The administrative record illustrates the percentage of grants vis-a-vis total receipts of petitioner as follows:

Contributions and gifts Year to petitioner Grants Percentage
1973 .$3,449.45 $1,190.00 34.5
1974 . 73,521.47 18,088.72 24.6
1975 ....53,580.74 7,799.74 14.5
Total . 130,551.66 27,078.46 20.74

These facts demonstrate that petitioner’s grant program constitutes nonexempt activities which are more than incidental or a “slight and comparatively unimportant deviation from the narrow furrow of tax approved activity.” St. Louis Union Trust Co., supra at 432-433. Accordingly, we find that petitioner has failed to establish that the grants made during 1973, 1974, and 1975 constituted an exempt activity and further that such activity was more than incidental to its overall purpose, i.e., religious. We hasten to point out that while the facts in the instant case merit a denial of exempt status to petitioner, we do not set forth a percentage test which can be relied upon for future reference with respect to nonexempt activities of an organization. Each case must be decided upon its own unique facts and circumstances.

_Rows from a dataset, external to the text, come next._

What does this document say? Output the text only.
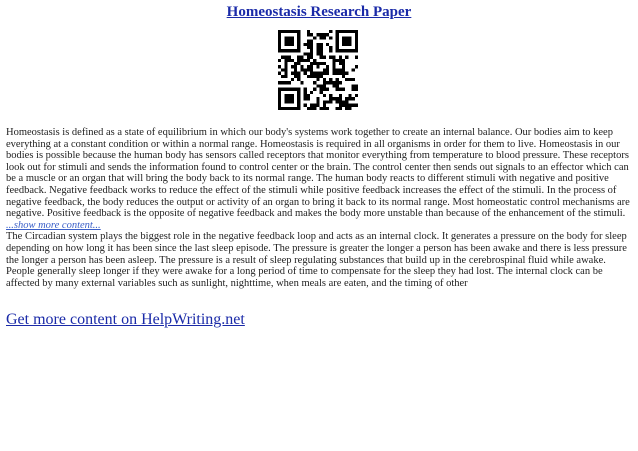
Homeostasis Research Paper

Homeostasis is defined as a state of equilibrium in which our body's systems work together to create an internal balance. Our bodies aim to keep everything at a constant condition or within a normal range. Homeostasis is required in all organisms in order for them to live. Homeostasis in our bodies is possible because the human body has sensors called receptors that monitor everything from temperature to blood pressure. These receptors look out for stimuli and sends the information found to control center or the brain. The control center then sends out signals to an effector which can be a muscle or an organ that will bring the body back to its normal range. The human body reacts to different stimuli with negative and positive feedback. Negative feedback works to reduce the effect of the stimuli while positive feedback increases the effect of the stimuli. In the process of negative feedback, the body reduces the output or activity of an organ to bring it back to its normal range. Most homeostatic control mechanisms are negative. Positive feedback is the opposite of negative feedback and makes the body more unstable than because of the enhancement of the stimuli.

...show more content...

The Circadian system plays the biggest role in the negative feedback loop and acts as an internal clock. It generates a pressure on the body for sleep depending on how long it has been since the last sleep episode. The pressure is greater the longer a person has been awake and there is less pressure the longer a person has been asleep. The pressure is a result of sleep regulating substances that build up in the cerebrospinal fluid while awake. People generally sleep longer if they were awake for a long period of time to compensate for the sleep they had lost. The internal clock can be affected by many external variables such as sunlight, nighttime, when meals are eaten, and the timing of other

Get more content on HelpWriting.net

We need not address ourselves to respondent’s position which relates to petitioner’s “net earnings” inuring to the benefit of petitioner’s officers because a favorable finding for petitioner would not change the result of our holding. Therefore, respondent’s determination that petitioner be denied exempt status is sustained.

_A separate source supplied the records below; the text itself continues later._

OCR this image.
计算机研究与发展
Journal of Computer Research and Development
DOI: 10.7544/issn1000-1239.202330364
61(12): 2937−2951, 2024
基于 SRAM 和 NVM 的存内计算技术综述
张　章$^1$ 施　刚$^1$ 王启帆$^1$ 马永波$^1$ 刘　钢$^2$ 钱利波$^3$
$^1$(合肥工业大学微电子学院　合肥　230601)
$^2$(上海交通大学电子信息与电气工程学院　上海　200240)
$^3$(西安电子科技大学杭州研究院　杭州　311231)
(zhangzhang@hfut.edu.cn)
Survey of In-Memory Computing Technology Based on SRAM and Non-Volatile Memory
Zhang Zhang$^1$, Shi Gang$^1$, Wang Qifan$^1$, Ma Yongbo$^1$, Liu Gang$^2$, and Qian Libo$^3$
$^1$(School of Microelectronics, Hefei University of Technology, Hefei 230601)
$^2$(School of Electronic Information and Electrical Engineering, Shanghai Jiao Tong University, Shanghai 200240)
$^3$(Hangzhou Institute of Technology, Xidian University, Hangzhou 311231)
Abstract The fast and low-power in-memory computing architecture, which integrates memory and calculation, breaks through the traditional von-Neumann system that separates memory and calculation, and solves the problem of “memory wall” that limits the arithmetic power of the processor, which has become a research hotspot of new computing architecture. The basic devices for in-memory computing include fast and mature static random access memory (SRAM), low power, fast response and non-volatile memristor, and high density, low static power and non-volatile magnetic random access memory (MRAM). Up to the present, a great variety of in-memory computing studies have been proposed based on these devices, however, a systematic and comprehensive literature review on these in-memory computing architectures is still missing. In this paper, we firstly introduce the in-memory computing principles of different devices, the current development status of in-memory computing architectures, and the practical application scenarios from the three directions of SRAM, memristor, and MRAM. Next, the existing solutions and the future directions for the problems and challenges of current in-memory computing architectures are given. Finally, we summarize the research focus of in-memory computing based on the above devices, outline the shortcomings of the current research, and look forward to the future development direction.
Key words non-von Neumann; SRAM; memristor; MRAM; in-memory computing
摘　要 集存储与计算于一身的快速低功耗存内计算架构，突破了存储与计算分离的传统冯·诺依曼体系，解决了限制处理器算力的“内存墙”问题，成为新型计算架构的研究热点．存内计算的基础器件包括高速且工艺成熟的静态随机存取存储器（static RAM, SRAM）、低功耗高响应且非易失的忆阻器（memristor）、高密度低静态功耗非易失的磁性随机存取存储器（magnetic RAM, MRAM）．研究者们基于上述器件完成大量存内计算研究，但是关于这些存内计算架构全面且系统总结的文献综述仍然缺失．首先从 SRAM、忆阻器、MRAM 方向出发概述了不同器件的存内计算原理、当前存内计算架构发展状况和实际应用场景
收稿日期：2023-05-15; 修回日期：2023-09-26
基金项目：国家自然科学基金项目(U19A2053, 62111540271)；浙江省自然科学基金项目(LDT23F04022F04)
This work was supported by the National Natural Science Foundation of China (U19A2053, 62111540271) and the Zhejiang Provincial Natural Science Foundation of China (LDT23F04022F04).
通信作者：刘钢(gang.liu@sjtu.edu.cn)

Our holding does not preclude petitioner from filing a new application which includes the criteria allegedly established following respondent’s final determination. See Houston Lawyer Referral Service v. Commissioner, 69 T.C. 570, 577-578 (1978).

An appropriate order will be entered.

All section references are to the Internal Revenue Code of 1954, as amended.

Sec. 1.501(a)-l(e), Income Tax Regs., provides:

“‘Private shareholder err individ/mV defined. The words ’private shareholder or individual’ in section 501 refer to persons having a personal and private interest in the activities of the organization.”